We all turned in after our Thanksgiving dinner and talking with our hosts and the other guests about the fun we’d had...after all we’d been up early and packed a lot into the day. We got a little tour of the kitchen before leaving and noted how you can make a blender for the perfect Margarita if you don’t have electricity to spare.
Jim & Layne still were recovering from the flu as the four of us headed off at 5:15 am the next morning on a bird watching trip before breakfast...where was my mind when these starting times were mentioned? Fernando took us back up the road to the Mindo Canopy Adventure, but stopped and said we needed to walk up the hill if we were to spot any Toucans. He’s obviously had a lot of experience and pointed out an amazing variety of birds on our walk.
Once again, the early start was well worth it...especially in retrospect. Back to the lodge for breakfast and to get our stuff packed up. One more adventure here before we return to Quito...a river rafting this afternoon. I didn’t think the little river by the lodge was anything special, but it was fabulous to raft it in a set of inner tubes with your friends. Jim was still pretty shaky and decided to get some more rest but Layne came down to be with the chase and film crew. The float was about a half an hour but it certainly was one of the favorite floats of my life (so far...).

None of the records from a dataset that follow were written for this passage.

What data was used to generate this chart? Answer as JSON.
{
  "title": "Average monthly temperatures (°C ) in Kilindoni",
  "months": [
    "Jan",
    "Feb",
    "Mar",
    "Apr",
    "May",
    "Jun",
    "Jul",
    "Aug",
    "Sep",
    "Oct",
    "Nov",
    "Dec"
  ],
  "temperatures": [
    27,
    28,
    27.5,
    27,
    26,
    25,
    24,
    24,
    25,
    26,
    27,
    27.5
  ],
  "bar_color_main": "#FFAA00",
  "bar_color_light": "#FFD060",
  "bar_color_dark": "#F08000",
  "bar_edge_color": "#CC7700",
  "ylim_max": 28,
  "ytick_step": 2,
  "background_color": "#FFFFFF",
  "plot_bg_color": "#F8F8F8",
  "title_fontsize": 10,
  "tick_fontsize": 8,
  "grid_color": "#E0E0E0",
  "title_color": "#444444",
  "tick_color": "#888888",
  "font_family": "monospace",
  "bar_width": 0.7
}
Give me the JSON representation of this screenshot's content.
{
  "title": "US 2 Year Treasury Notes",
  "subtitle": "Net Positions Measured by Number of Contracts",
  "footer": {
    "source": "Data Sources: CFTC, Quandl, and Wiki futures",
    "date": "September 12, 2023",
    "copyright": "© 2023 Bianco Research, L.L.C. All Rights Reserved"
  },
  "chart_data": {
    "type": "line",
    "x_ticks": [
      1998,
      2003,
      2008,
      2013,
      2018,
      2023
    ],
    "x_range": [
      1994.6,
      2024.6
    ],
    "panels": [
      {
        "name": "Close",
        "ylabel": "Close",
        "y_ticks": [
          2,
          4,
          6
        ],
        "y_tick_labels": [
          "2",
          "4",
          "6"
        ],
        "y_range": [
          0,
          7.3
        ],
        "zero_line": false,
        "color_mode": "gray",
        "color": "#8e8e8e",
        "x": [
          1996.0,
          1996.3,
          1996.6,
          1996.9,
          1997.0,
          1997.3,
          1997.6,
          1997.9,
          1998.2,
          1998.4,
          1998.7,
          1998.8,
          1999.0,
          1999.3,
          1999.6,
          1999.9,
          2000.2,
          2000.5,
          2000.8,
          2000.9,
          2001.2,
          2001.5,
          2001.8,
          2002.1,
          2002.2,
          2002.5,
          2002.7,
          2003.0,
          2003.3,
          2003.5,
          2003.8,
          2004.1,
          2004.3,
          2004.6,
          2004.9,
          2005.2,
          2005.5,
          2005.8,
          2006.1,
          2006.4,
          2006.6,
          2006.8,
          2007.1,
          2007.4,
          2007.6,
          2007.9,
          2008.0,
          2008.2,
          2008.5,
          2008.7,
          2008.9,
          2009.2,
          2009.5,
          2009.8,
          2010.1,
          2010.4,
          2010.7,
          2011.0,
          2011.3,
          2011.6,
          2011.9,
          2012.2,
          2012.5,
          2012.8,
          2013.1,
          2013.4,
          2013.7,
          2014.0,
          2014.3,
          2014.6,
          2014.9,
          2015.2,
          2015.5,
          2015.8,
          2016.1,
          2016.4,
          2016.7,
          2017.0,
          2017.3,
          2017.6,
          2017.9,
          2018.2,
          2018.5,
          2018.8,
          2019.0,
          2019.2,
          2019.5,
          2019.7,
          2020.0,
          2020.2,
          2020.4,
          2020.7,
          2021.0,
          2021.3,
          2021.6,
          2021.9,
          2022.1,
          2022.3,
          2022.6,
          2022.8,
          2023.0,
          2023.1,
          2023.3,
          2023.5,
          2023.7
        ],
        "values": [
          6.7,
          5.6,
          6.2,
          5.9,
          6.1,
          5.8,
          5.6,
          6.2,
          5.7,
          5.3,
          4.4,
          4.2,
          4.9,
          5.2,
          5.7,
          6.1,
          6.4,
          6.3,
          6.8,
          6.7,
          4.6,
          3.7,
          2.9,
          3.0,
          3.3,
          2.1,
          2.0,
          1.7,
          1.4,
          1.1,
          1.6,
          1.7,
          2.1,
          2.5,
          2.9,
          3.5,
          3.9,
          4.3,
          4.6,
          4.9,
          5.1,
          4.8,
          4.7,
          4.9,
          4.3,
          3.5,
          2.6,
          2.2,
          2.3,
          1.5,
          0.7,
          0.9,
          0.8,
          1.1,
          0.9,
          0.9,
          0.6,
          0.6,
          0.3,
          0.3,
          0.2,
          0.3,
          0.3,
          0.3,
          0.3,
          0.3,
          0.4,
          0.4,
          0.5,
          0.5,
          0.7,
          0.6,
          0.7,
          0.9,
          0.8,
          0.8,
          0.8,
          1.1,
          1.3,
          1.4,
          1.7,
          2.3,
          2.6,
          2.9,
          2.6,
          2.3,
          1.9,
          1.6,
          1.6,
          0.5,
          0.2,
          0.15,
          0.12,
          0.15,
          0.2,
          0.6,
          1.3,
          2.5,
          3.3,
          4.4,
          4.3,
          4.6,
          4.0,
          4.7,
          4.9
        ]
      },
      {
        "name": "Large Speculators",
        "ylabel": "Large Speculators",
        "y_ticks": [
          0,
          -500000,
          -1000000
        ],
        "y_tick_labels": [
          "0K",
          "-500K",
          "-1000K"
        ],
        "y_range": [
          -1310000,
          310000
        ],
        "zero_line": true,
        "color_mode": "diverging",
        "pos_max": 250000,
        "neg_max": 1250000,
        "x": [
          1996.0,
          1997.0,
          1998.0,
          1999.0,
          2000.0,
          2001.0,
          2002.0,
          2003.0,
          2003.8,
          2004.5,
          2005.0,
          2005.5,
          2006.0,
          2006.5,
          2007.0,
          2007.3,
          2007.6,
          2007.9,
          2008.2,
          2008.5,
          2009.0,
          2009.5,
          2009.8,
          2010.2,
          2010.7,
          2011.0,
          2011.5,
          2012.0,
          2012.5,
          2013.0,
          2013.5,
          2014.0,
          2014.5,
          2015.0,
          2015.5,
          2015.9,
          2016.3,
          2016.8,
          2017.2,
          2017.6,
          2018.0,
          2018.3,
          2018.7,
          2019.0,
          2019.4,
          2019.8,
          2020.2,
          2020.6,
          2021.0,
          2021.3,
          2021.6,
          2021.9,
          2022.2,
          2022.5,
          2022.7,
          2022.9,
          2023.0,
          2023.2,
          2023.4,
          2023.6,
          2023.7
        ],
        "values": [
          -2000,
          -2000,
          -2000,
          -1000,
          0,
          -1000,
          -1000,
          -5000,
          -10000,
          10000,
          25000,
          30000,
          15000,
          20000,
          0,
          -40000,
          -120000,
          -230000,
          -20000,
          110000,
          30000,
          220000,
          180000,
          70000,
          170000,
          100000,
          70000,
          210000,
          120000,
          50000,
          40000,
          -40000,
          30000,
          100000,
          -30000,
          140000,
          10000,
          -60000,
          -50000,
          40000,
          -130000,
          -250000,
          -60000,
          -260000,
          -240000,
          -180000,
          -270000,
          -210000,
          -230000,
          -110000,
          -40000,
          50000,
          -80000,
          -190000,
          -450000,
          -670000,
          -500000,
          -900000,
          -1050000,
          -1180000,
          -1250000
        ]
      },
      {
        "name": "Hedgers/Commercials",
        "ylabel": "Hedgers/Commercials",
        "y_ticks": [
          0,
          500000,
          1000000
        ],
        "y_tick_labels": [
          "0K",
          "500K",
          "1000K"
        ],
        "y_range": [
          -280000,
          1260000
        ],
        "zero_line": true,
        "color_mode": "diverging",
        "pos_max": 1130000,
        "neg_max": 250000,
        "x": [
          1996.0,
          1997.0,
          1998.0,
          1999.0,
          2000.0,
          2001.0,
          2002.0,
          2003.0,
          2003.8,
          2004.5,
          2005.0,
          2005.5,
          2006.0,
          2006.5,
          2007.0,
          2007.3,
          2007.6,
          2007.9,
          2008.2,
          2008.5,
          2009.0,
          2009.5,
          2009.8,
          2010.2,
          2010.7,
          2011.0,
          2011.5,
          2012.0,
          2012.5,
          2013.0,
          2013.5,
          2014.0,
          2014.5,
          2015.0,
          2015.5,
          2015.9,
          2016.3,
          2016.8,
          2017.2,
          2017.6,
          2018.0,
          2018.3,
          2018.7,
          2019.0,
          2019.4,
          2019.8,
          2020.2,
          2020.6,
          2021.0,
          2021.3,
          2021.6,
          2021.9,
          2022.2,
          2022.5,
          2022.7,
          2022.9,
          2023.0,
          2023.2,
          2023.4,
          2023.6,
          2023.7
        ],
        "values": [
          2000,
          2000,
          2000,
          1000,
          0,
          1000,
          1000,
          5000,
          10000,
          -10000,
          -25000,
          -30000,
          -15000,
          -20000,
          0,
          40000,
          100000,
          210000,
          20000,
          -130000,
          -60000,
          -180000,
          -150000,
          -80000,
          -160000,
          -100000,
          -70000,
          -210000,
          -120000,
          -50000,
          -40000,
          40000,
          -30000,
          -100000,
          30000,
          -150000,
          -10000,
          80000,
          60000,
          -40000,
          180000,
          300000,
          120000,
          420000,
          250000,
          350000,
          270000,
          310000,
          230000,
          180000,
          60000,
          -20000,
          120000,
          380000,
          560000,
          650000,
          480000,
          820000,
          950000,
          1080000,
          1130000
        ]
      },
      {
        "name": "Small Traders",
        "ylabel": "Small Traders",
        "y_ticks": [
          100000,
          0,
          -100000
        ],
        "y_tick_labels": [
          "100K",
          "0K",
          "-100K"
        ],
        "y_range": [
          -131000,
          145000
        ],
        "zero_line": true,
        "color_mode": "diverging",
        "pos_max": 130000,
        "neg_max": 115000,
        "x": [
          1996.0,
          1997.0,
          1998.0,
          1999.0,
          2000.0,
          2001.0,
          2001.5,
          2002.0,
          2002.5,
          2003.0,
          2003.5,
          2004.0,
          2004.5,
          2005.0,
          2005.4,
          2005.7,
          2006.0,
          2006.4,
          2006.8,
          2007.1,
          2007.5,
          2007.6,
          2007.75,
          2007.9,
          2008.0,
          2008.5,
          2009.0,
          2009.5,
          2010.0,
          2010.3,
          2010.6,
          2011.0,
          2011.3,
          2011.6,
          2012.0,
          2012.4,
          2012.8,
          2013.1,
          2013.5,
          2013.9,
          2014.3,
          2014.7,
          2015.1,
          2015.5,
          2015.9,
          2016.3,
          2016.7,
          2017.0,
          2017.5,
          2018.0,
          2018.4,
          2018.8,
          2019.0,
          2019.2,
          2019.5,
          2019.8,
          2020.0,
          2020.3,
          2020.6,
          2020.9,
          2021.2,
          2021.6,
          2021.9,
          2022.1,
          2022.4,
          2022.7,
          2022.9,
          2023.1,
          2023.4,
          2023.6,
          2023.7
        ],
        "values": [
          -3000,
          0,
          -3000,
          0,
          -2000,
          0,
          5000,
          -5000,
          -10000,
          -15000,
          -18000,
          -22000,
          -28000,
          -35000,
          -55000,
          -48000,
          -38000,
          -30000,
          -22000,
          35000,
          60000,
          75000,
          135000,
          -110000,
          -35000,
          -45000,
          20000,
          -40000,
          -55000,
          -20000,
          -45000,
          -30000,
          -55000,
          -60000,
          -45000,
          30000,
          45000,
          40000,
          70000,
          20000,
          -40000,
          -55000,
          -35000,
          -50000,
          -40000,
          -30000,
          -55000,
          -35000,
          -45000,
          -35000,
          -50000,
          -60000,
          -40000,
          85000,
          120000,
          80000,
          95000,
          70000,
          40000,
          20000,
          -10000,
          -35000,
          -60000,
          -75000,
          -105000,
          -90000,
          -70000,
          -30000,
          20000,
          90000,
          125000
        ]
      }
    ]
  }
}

After getting changed into dry clothes and thanking everyone we’d met here for such a wonderful time, we piled back into the little van for the trip back to the big city. Jim was looking quite pale but was able to stay upright in his seat and avoid any moaning during the two hour ride. We checked into our Hotel arranged by Viking with no problems. Jim went to bed and the five of us had a mixed grill (mostly meat) dinner. Sam and Martha were coming in at 10:30 pm, so we stayed up to welcome them. They got to the hotel about 11:30 so we had a mini meet and greet and we all called it a day! Tomorrow starts the actual Viking cruise itinerary.
(I am shocked that with all the fun we've had so far, this has only been the warm-up to the actual Galapagos trip!)